Os gregos e a temperança

Mesmo quando inventavam aquedutos e prensas, os gregos clássicos entendiam que a razão deveria nortear o uso das ferramentas. Sócrates advertia que um foco exagerado no progresso material pode desviar as pessoas da busca pela sabedoria e pela virtude [10]. A mensagem para a era da IA não é "use menos"; é "use com consciência do que está sendo trocado".

Os estóicos e a responsabilidade

Os estóicos pregavam concentração no que está sob nosso controle e aceitação do resto. Aplicado ao desenvolvimento, cabe ao engenheiro cultivar diligência e vocação de artesão, revisando e refatorando conscientemente aquilo que a IA produz, em vez de terceirizar totalmente a inteligência. A virtude técnica permanece como responsabilidade humana, mesmo (talvez especialmente) quando a máquina escreve a primeira versão.

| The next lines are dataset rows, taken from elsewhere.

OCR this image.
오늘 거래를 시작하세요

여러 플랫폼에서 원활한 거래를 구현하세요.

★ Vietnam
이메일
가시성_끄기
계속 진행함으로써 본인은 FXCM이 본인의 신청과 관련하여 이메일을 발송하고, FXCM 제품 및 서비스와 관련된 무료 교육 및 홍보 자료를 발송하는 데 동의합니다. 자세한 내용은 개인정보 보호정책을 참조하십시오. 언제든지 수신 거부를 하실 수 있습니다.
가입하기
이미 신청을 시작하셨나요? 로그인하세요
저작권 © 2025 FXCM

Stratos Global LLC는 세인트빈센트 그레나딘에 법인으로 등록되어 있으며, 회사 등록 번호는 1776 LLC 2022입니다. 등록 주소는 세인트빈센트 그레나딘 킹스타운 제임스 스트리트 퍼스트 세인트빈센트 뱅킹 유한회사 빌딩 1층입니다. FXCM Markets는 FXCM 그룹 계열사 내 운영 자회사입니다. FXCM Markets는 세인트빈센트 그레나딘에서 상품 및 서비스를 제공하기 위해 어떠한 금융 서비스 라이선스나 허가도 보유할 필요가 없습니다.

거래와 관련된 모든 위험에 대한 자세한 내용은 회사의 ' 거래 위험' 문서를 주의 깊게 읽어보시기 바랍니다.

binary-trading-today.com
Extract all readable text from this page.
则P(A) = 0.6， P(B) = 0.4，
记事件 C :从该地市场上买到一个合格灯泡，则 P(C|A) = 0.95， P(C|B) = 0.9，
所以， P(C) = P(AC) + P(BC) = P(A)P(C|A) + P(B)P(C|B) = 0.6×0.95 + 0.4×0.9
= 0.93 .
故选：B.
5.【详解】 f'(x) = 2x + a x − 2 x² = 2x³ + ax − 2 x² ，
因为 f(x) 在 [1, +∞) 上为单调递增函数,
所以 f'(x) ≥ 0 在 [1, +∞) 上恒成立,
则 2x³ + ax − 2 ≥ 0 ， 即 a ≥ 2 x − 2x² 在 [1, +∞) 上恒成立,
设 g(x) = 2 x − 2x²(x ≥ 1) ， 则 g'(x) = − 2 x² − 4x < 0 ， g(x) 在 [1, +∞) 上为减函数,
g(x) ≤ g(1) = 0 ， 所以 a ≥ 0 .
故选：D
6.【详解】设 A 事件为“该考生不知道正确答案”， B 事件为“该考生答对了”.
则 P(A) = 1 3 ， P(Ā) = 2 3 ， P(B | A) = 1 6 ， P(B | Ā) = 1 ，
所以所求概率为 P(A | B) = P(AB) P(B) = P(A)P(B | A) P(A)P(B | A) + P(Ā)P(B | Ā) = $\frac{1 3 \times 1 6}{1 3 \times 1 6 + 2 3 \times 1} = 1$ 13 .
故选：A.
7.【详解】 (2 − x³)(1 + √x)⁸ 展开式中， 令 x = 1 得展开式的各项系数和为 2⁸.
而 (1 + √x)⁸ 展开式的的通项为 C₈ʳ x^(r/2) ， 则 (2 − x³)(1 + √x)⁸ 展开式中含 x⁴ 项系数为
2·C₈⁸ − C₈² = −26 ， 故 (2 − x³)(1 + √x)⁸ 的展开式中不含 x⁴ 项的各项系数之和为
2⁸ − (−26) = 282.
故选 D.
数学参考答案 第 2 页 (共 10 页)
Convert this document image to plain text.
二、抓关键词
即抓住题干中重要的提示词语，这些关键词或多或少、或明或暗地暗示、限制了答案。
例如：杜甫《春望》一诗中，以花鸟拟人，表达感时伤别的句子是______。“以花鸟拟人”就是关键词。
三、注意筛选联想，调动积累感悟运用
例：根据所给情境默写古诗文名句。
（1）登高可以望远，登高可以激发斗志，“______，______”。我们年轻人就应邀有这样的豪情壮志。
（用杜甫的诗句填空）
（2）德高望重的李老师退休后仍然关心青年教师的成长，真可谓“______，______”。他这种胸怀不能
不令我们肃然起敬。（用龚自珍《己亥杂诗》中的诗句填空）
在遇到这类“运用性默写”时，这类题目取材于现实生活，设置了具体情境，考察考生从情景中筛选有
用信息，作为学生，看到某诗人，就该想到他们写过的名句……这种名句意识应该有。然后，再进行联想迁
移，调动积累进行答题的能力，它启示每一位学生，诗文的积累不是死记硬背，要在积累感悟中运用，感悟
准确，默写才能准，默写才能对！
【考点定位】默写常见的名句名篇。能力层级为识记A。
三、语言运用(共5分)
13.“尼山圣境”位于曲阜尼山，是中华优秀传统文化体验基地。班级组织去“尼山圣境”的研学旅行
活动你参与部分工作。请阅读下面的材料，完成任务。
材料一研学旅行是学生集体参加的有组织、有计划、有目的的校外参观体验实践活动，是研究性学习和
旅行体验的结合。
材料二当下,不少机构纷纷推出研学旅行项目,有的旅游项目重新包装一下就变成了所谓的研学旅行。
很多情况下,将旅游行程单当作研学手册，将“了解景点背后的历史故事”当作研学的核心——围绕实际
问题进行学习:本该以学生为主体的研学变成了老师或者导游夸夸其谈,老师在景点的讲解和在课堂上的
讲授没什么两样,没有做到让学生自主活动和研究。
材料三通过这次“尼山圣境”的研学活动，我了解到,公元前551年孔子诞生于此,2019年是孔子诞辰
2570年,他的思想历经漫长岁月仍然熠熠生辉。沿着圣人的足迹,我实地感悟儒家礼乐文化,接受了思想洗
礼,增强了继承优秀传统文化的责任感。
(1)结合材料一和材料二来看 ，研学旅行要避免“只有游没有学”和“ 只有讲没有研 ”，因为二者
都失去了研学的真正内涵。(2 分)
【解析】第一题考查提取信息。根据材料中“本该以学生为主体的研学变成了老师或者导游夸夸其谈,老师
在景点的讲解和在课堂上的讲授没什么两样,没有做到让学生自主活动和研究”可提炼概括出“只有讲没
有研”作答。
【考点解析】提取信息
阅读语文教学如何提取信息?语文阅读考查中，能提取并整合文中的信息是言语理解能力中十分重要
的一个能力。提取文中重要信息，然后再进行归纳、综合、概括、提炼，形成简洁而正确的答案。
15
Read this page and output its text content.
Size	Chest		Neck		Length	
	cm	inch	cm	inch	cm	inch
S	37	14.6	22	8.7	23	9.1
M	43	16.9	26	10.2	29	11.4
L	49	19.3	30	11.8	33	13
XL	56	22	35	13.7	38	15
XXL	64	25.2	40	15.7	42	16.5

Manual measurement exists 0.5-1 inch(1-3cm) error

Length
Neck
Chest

Implicações para o desenvolvimento de software

As lições acima têm ecos diretos em práticas modernas de engenharia de software, várias delas codificadas em livros que já têm décadas.

Arquitetura

Bass, Clements e Kazman (2012) enfatizam que decisões de design precisam ser pensadas a montante, considerando escalabilidade, custo e consequências de longo prazo. Esse planejamento cuidadoso ecoa Aristóteles: não se embarca num empreendimento sem avaliar suas causas e seus meios. Dependência excessiva de uma única solução, IA ou qualquer outra, sem medir consequências viola princípios básicos de boa arquitetura.

Teste antes do código

Kent Beck (2002) propõe escrever testes antes do código, formulando explicitamente o comportamento esperado. O paralelo socrático é quase exato: o teste é uma pergunta que o código precisa responder. Em vez de deixar a IA "adivinhar" a solução, o desenvolvedor define o alvo com clareza (teste) e só então produz ou aceita o código. Esse ciclo de pergunta e resposta evita as soluções superficiais que Platão criticava.

Domínio antes da técnica

Eric Evans (2003) sugere modelar o software em torno dos conceitos do negócio, promovendo comunicação rica entre especialistas e desenvolvedores. É o pareamento aristotélico entre epistêmê e tecnhê: o domínio (o porquê) precisa ficar no centro, e as ferramentas (incluindo IA) auxiliam na implementação sem obscurecer o significado. Quando a IA produz código que ninguém revisa do ponto de vista do domínio, o que se perde primeiro é justamente o vínculo entre o software e o problema que ele deveria resolver.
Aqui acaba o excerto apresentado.